Let $A$ be a $C^*$-algebra. A sub space $I$ of $A$ is called Lie ideal of A if $[I,A]= IA-AI \subset I$
Since I contains $0$, isn’t it this definition equivalent to definition of two sided ideal of $C^*$-algerba?
Most probably I’m missing something in the definition of Lie ideal. Any ideas?
First intended this as a response to a comment, but answering in comments is silly. I'm basically just giving a bit more detail to Dietrich's comment.
The product is closed for $A$, but not necessarily for an arbitrary subspace $I$. So think for example $A = \mathfrak{gl}(n)$ the C*-algebra of all $n \times n$-matrices, and $I = \mathfrak{sl}(n)$ the subspace of matrices with trace zero. Every commutator $XY - YX$ has trace zero, so $IA - AI \subset I$, but the product $XY$ of a matrix with a trace-zero matrix does not necessarily have trace zero again, e.g.
$$\begin{pmatrix} 2 & 0 \\ 0 & 1 \end{pmatrix} \cdot \begin{pmatrix} 1 & 0 \\ 0 & -1 \end{pmatrix} = \begin{pmatrix} 1 & 0 \\ 0 & -1 \end{pmatrix} \cdot \begin{pmatrix} 2 & 0 \\ 0 & 1 \end{pmatrix} = \begin{pmatrix} 2 & 0 \\ 0 & -1 \end{pmatrix}. $$
Hence $IA$ and $AI$ are not in $I$. So $I$ is a Lie idal in $A$, but not an ideal with respect to multiplication.
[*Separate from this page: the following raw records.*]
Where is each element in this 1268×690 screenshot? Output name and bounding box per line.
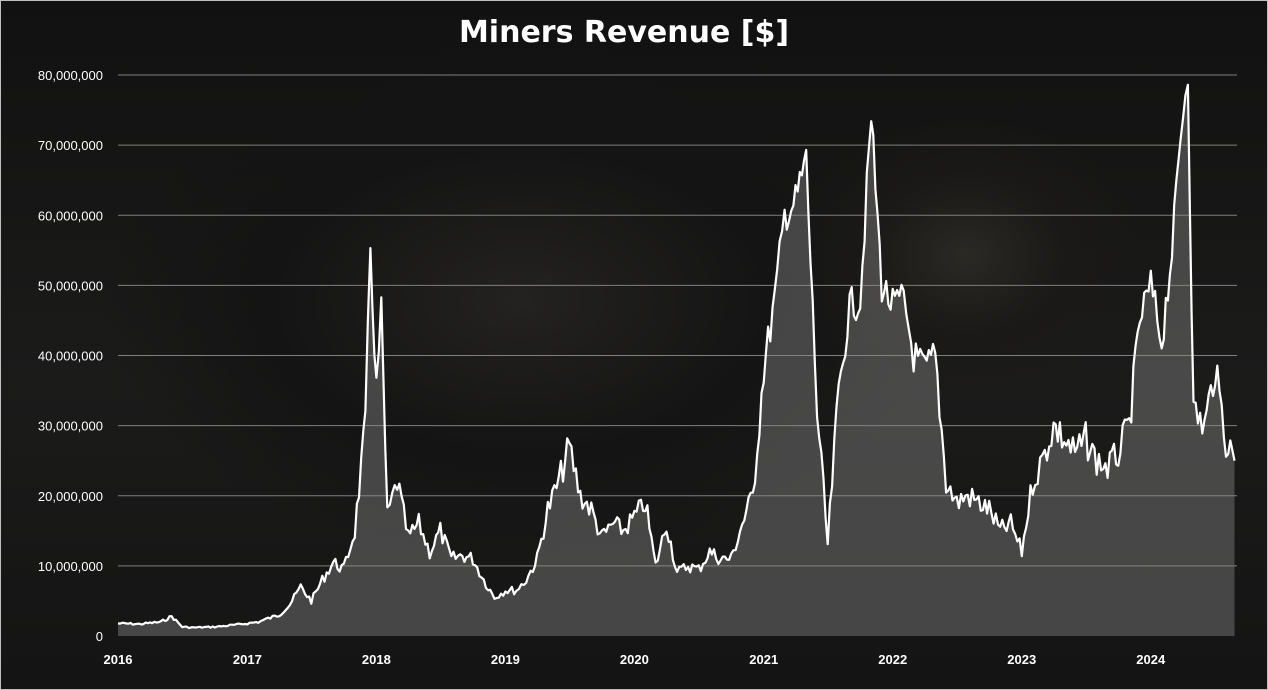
y-tick-label: 80,000,000: [38, 68, 103, 83]
x-tick-label: 2017: [233, 652, 262, 667]
x-tick-label: 2016: [104, 652, 133, 667]
x-axis-ticks: 2016 2017 2018 2019 2020 2021 2022 2023 2024: [104, 652, 1166, 667]
x-tick-label: 2018: [362, 652, 391, 667]
y-tick-label: 10,000,000: [38, 559, 103, 574]
y-tick-label: 60,000,000: [38, 208, 103, 223]
x-tick-label: 2022: [878, 652, 907, 667]
x-tick-label: 2020: [620, 652, 649, 667]
y-tick-label: 20,000,000: [38, 489, 103, 504]
gridlines: [118, 74, 1237, 567]
y-tick-label: 30,000,000: [38, 419, 103, 434]
x-tick-label: 2021: [749, 652, 778, 667]
y-tick-label: 50,000,000: [38, 278, 103, 293]
chart-title: Miners Revenue [$]: [458, 15, 790, 50]
x-tick-label: 2023: [1007, 652, 1036, 667]
x-tick-label: 2024: [1136, 652, 1166, 667]
y-tick-label: 70,000,000: [38, 138, 103, 153]
x-tick-label: 2019: [491, 652, 520, 667]
series-layer: [117, 83, 1236, 637]
y-tick-label: 0: [96, 629, 103, 644]
series-area: [118, 84, 1235, 637]
series-line: [117, 83, 1236, 630]
y-axis-ticks: 0 10,000,000 20,000,000 30,000,000 40,000,00…: [38, 68, 103, 644]
y-tick-label: 40,000,000: [38, 349, 103, 364]
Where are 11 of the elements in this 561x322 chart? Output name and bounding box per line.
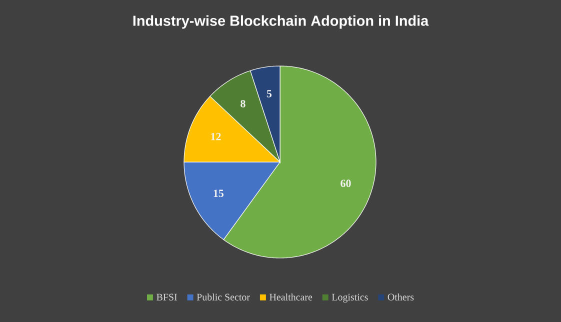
- legend-label: Public Sector: [196, 293, 250, 300]
- legend-label: BFSI: [156, 294, 177, 300]
- legend-label: Logistics: [332, 294, 368, 303]
- data-label: 5: [266, 90, 272, 98]
- data-label: 60: [340, 180, 351, 188]
- legend-label: Others: [388, 293, 414, 300]
- legend-label: Healthcare: [270, 293, 312, 300]
- data-label: 15: [214, 190, 224, 198]
- data-label: 8: [240, 100, 246, 108]
- data-label: 12: [211, 132, 221, 140]
- chart-title: Industry-wise Blockchain Adoption in India: [133, 15, 429, 29]
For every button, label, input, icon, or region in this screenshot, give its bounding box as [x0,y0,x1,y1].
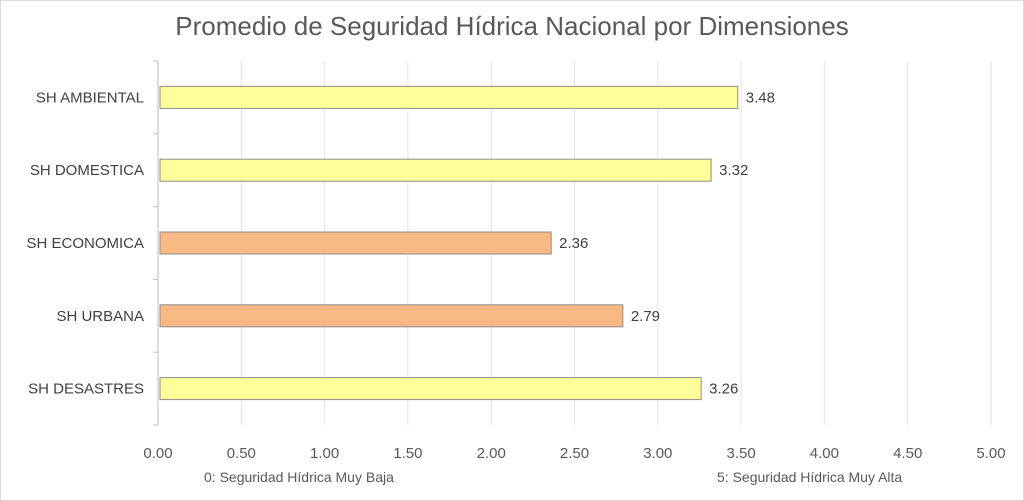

I think the confusion might come from the notation $IA - AI$. This should probably be read as the subspace spanned by $\{ ia - ai : i \in I, a \in A\}$, and not by $\{ia - bj : i,j \in I, a,b \in A\}$. If it was the latter, I believe your interpretation would be correct, but then the space would lose its "Lie-algebraic" character.